Wrapper to generate multi-response predictive models.
Usage
mrIMLpredicts(
X,
X1 = NULL,
Y,
Model,
balance_data = "no",
mode = "regression",
dummy = FALSE,
prop = 0.5,
morans = F,
tune_grid_size = 10,
k = 10,
racing = T,
seed = sample.int(1e+08, 1)
)
Arguments
- X
A
dataframe
represents predictor or feature data.- X1
A
dataframe
extra predictor set used in each model. For the MrIML Joint species distribution model (JSDM) this is just a copy of the response data.- Y
A
dataframe
is response variable data (species, OTUs, SNPs etc).- Model
1 A
list
can be any model from the tidy model package. See examples.- balance_data
A
character
'up', 'down' or 'no'.- mode
character
'classification' or 'regression' i.e., is the generative model a regression or classification?- dummy
A
logical
'TRUE or FALSE'.- morans
logical
'TRUE or FALSE'. If 'TRUE' global Morans I is calculated for each response- tune_grid_size
A
numeric
sets the grid size for hyperparameter tuning. Larger grid sizes increase computational time. Ignored if racing=T.- k
A
numeric
sets the number of folds in the 10-fold cross-validation. 10 is the default.- racing
logical
'TRUE or FALSE'. If 'TRUE' MrIML performs the grid search using the 'racing' ANOVA method. See https://finetune.tidymodels.org/reference/tune_race_anova.html- seed
A
numeric
as these models have a stochastic component, a seed is set to make to make the analysis reproducible.

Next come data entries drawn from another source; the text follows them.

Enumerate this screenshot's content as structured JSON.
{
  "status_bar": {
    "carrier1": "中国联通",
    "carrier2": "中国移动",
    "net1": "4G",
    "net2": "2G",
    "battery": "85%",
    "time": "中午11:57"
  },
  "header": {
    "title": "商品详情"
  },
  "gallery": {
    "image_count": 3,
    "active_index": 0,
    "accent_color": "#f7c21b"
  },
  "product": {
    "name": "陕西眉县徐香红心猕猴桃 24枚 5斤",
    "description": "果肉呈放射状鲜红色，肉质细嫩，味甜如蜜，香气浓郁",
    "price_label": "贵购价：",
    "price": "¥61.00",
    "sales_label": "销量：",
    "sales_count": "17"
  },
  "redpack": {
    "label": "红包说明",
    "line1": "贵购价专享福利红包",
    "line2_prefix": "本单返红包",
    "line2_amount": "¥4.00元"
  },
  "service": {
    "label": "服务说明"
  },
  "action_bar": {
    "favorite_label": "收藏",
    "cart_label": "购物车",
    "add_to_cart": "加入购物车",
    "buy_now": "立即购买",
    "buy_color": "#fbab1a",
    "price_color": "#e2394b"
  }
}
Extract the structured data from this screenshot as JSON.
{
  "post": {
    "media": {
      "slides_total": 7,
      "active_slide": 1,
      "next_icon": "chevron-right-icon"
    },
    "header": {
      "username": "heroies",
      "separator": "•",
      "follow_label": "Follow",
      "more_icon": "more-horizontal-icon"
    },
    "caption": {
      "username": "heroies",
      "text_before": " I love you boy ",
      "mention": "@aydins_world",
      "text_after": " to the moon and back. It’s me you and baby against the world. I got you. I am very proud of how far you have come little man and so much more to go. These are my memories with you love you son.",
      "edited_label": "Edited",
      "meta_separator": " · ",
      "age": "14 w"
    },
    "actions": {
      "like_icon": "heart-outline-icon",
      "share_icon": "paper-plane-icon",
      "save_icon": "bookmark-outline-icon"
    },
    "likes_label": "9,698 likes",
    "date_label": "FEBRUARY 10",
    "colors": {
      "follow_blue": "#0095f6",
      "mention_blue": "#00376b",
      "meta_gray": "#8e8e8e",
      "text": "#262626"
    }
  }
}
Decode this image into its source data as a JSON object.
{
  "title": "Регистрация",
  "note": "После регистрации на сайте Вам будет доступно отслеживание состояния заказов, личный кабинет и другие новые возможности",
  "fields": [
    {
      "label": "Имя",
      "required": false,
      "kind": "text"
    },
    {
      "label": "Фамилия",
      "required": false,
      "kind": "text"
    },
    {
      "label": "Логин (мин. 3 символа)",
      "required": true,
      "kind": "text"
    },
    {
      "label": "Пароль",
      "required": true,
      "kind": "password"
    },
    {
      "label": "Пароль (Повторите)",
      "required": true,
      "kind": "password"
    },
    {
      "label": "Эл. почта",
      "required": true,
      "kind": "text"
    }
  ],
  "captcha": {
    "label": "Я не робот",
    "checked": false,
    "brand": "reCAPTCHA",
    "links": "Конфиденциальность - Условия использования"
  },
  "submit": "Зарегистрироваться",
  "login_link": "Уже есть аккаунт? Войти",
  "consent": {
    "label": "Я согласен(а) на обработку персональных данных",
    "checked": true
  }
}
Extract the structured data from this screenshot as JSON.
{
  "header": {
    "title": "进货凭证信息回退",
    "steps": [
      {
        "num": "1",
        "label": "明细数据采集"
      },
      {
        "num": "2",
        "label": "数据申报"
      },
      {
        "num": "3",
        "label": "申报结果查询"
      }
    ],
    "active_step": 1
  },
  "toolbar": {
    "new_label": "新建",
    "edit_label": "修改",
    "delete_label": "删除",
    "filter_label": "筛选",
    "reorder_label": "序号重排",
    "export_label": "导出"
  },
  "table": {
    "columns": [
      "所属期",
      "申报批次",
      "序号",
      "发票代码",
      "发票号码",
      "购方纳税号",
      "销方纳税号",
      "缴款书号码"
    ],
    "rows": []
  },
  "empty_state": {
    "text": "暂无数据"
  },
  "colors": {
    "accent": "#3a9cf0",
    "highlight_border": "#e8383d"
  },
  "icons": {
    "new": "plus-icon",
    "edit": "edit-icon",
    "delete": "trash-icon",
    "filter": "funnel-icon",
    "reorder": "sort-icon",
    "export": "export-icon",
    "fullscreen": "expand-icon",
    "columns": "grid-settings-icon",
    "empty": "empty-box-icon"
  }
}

Defaults between 100 million and 1.
Details
This function produces yhats that used in all subsequent functions. This function fits separate classification/regression models for each response variable in a data set. Rows in X (features) have the same id (host/site/population) as Y. Class imbalance can be a real issue for classification analyses. Class imbalance can be addressed for each response variable using 'up' (upsampling using ROSE bootstrapping), 'down' (downsampling) or 'no' (no balancing of classes).